Auf die Frage, wie man seine Freunde bei der Stange halten könne, antwortete Kocks: „Kommunizieren, kommunizieren, kommunizieren. Auf allen Wegen. Schweigen hilft überhaupt nicht. Auch die falschen Töne, die lauten Töne, die schrillen Töne – Gruß an Henryk Broder – alle sind sie besser als Schweigen. Das Schweigen ist der Existenzboden des Ressentiments. Das Schweigen ist der Raum, in dem der andere schreit. Die Dschihad-Rufe finden in dem Schweigen der anderen statt.“
Israel schweige viel, fügte der Honorarprofessor hinzu, der unter anderem an der Fachhochschule Osnabrück lehrt. „Auch die Juden im Ausland schweigen viel. Aber die Devise muss lauten: reden, reden, reden. Und zwar in allen Formen, die diese Zeit zulässt: Satiren auf YouTube, relativ schrille, auch böse, pro-israelische Videos, Kommentare, die das Thema berühren. Ich glaube, dass die halben Töne, die Höflichkeiten, die vermeintlichen Rücksichtnahmen und Political Correctness alle Unsinn sind in dieser Debatte. Wir haben einen Propagandakrieg gigantischen Ausmaßes da draußen. Die Gaza-Flottille war ein gigantisches PR-Unternehmen, in der Inszenierung Greenpeace ebenbürtig. Was wir im Moment erleben, das ist die Übermacht des islamistischen, kriegstreibenden, hasstreibenden Diskurses in sehr kreativen, modernen Formen. Vom Stand der Propaganda ist das fünf Klassen besser als das, was man sonst sieht. Handwerklich richtig gut. Und das darf man nicht alleine stehen lassen.“
Das frühere Vorstandsmitglied des VW-Konzerns ist überzeugt, „dass man auf eine bestimmte Art von entwickelter PR nur mit genauso entwickelter PR antworten kann. Da nützt es nicht, wenn Sie einen israelischen Regierungssprecher, der aussieht wie ein Schülersprecher aus Dahlem, mit einem kleinen Zettel vor eine Kamera stellen und der da sein Ding abliest, was nicht mal CNN sendet“.

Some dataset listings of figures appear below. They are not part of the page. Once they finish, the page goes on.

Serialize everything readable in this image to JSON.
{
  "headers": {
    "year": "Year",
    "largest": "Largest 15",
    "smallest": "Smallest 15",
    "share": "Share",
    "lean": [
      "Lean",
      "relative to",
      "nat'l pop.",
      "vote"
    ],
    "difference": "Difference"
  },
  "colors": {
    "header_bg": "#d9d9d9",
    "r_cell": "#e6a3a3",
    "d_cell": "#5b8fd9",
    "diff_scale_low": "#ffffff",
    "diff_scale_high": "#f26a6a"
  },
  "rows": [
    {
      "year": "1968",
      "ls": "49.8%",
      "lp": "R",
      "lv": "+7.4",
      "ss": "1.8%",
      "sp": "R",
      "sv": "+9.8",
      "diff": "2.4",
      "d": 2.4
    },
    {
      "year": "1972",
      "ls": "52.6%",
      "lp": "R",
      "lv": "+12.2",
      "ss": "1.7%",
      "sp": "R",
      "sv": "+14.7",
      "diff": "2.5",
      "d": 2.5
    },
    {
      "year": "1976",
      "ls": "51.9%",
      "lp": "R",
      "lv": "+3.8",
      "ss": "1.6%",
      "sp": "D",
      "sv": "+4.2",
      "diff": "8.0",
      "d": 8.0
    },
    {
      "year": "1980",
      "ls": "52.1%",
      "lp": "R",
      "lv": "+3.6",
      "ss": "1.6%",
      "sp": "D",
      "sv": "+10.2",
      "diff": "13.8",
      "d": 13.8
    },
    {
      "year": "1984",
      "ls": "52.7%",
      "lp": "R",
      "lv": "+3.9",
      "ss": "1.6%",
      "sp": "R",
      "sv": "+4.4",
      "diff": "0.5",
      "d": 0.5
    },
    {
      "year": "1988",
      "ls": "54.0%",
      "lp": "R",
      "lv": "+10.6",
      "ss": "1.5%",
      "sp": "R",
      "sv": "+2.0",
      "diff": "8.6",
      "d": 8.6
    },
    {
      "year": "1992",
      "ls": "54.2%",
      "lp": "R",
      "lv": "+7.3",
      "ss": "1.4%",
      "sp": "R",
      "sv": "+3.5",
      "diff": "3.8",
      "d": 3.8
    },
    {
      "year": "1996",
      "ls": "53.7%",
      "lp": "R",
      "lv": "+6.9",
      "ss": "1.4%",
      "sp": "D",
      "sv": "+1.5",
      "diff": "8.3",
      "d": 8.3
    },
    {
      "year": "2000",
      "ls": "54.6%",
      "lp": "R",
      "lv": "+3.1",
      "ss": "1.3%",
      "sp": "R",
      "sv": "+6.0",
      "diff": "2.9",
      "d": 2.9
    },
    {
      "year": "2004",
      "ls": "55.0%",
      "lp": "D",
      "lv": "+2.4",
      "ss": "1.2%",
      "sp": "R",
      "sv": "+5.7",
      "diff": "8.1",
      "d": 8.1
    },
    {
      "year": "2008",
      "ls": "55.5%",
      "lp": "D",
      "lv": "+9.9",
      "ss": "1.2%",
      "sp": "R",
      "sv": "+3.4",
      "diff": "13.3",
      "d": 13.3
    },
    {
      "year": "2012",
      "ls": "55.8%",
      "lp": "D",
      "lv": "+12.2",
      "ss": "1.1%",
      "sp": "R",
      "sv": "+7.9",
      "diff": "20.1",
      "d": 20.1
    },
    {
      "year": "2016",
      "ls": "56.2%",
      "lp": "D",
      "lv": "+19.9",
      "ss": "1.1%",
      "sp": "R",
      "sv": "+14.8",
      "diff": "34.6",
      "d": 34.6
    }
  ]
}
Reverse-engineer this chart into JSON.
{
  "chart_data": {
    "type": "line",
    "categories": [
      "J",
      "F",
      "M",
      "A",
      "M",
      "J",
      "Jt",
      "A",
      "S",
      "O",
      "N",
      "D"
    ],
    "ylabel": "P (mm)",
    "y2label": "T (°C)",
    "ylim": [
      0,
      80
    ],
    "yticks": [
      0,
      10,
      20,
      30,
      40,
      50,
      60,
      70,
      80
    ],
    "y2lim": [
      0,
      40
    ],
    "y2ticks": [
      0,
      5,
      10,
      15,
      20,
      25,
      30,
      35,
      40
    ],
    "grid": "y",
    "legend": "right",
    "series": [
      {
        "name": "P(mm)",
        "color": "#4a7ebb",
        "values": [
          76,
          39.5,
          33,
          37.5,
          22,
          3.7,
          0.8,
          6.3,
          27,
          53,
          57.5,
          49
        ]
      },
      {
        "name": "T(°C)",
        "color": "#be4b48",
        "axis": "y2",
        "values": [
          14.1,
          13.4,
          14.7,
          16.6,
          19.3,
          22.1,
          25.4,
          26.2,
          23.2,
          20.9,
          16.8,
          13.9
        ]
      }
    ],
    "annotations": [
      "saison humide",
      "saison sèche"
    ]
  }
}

Kocks rät Israelis und der jüdischen Diaspora von Selbstmitleid ab, weil es bei anderen eine falsche Scheu der Kritik erzeuge. „Seid laut, frech, selbstbewusst, das ist meine Empfehlung. Das heißt, ich muss bereit sein zu diskutieren, auch um den Preis, dass ich einen falschen Ton treffe. Ich finde, dass man die Debatte führen muss, selbst, wenn sie erfolglos wäre. Aber sie wird nicht erfolglos sein.“
Elementare Bedrohung steht PR im Wege“
Für Israels schlechte Öffentlichkeit macht der PR-Berater auch die Sicherheitslage verantwortlich. Der jüdische Staat habe andere Sorgen, nämlich die der elementaren Verteidigung: „Ich möchte auch nicht mein Kind in eine Schule geben, die mit Raketen von einer anderen Schule aus beschossen wird, und wenn du dann zurückschießt, bist du für die Weltöffentlichkeit ein Kindermörder. Es besteht dabei eine große Gefahr: Sie neigen angesichts einer so massiven äußeren Bedrohung dazu, den innenpolitischen Ton gegenüber ihrer politischen Klientel auch zum außenpolitischen Ton zu machen. Und der klingt dann sehr, sehr martialisch.“
In bestimmten Situationen hätten Vorurteile und Antisemitismus eine gewisse Anziehungskraft, sagte Kocks weiter. „Aber die Menschen werden nicht vorurteilsbeladen geboren.“ Man müsse den deutschen Lehrer, den Deutschen Bundestag, den deutschen Journalisten „an den Ohren ziehen“. Und: „Wir müssen uns selbst an den Ohren ziehen und sagen: Guck da hin! Das ist keine außenpolitische Frage des Staates Israel, sondern eine staatsbürgerliche für mich. Warum mache ich mich zum Opfer eines solchen Propagandamechanismus? Warum habe ich in der Tagesschau über die Hintergründe der Gaza-Flottille nichts erfahren? Wenn ich Hamas-PR sehen will, gehe ich ins Internet, dafür schalte ich nicht die Tagesschau ein. Aber das muss gesagt werden. Wer in dieser Welt schweigt, hat unrecht.“
Klaus Kocks wurde 1952 in Oberhausen geboren. Er war in der Öffentlichkeitsarbeit namhafter deutscher Unternehmen tätig, zuletzt von 1996 bis 2001 bei VW. Seit 2002 betreibt er ein eigenes Unternehmen für Kommunikationsberatung. Er lehrt Strategisches Kommunikationsmanagement an verschiedenen Hochschulen. Als Kolumnist schreibt er unter anderem regelmäßig für die „Frankfurter Rundschau“.